I feedback variano su questo punto, ma rilanciare un annuncio dopo alcune settimane senza vendita (modificando il prezzo o le foto) sembra riattivare l’algoritmo di messa in evidenza su diverse piattaforme.
Ripresa di vestiti in negozio o online: l’alternativa delle insegne
Molte insegne di moda offrono ora un programma di ripresa. Si riportano i propri vestiti usati (tutte le marche comprese in alcuni casi) e si riceve un buono d’acquisto utilizzabile in negozio o sul sito. Non è denaro diretto, ma un credito moda.
Questo modello di deposito è adatto quando si prevede comunque un acquisto presso l’insegna interessata. Il buono d’acquisto trasforma un vestito inutilizzato in uno sconto immediato su un articolo nuovo. Per chi cerca contante puro, non è la strada giusta.

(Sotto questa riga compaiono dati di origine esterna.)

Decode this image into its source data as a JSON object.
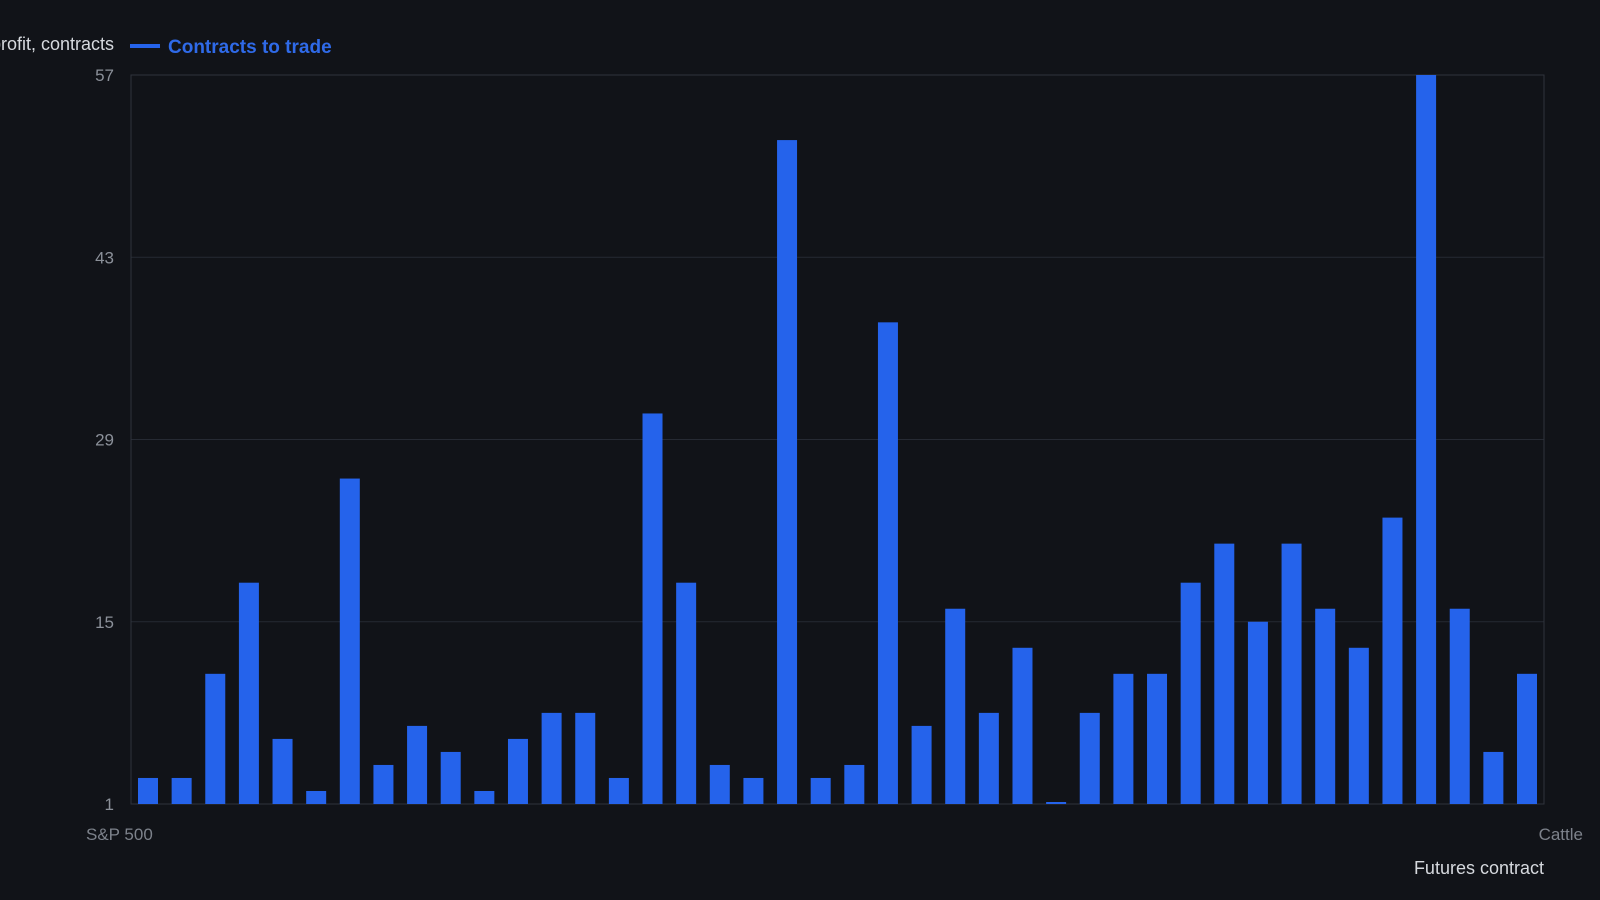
{
  "colors": {
    "background": "#111318",
    "bar": "#2563eb",
    "legend_text": "#2f6ae8"
  },
  "chart_data": {
    "type": "bar",
    "title": "",
    "ylabel": "Avg. profit, contracts",
    "xlabel": "Futures contract",
    "ylim": [
      1,
      57
    ],
    "yticks": [
      1,
      15,
      29,
      43,
      57
    ],
    "grid": true,
    "legend_placement": "top-left",
    "series": [
      {
        "name": "Contracts to trade",
        "color": "#2563eb",
        "values": [
          3,
          3,
          11,
          18,
          6,
          2,
          26,
          4,
          7,
          5,
          2,
          6,
          8,
          8,
          3,
          31,
          18,
          4,
          3,
          52,
          3,
          4,
          38,
          7,
          16,
          8,
          13,
          1,
          8,
          11,
          11,
          18,
          21,
          15,
          21,
          16,
          13,
          23,
          57,
          16,
          5,
          11
        ]
      }
    ],
    "categories_visible": [
      "S&P 500",
      "Cattle"
    ],
    "categories": [
      "S&P 500",
      "",
      "",
      "",
      "",
      "",
      "",
      "",
      "",
      "",
      "",
      "",
      "",
      "",
      "",
      "",
      "",
      "",
      "",
      "",
      "",
      "",
      "",
      "",
      "",
      "",
      "",
      "",
      "",
      "",
      "",
      "",
      "",
      "",
      "",
      "",
      "",
      "",
      "",
      "",
      "",
      "Cattle"
    ]
  }
}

Il vantaggio concreto: nessuna gestione logistica, niente foto, niente negoziazione. Si deposita, si riparte con un buono. La controparte è un importo spesso modesto rispetto al valore di rivendita sul mercato del secondo mano.
Il mercato europeo della moda di seconda mano continua a crescere fortemente, con proiezioni che annunciano diversi decine di miliardi di euro entro il 2030. Questa dinamica spinge le piattaforme a migliorare i loro strumenti di vendita, i loro sistemi di pagamento e le loro garanzie.
Per trarne vantaggio, è utile diversificare i propri canali: articoli comuni sulle grandi piattaforme generaliste, pezzi premium sui siti specializzati e lotti voluminosi tramite i servizi di acquisto immediato. La selezione dell’armadio diventa così un’operazione redditizia, a condizione di scegliere il giusto circuito per ogni pezzo.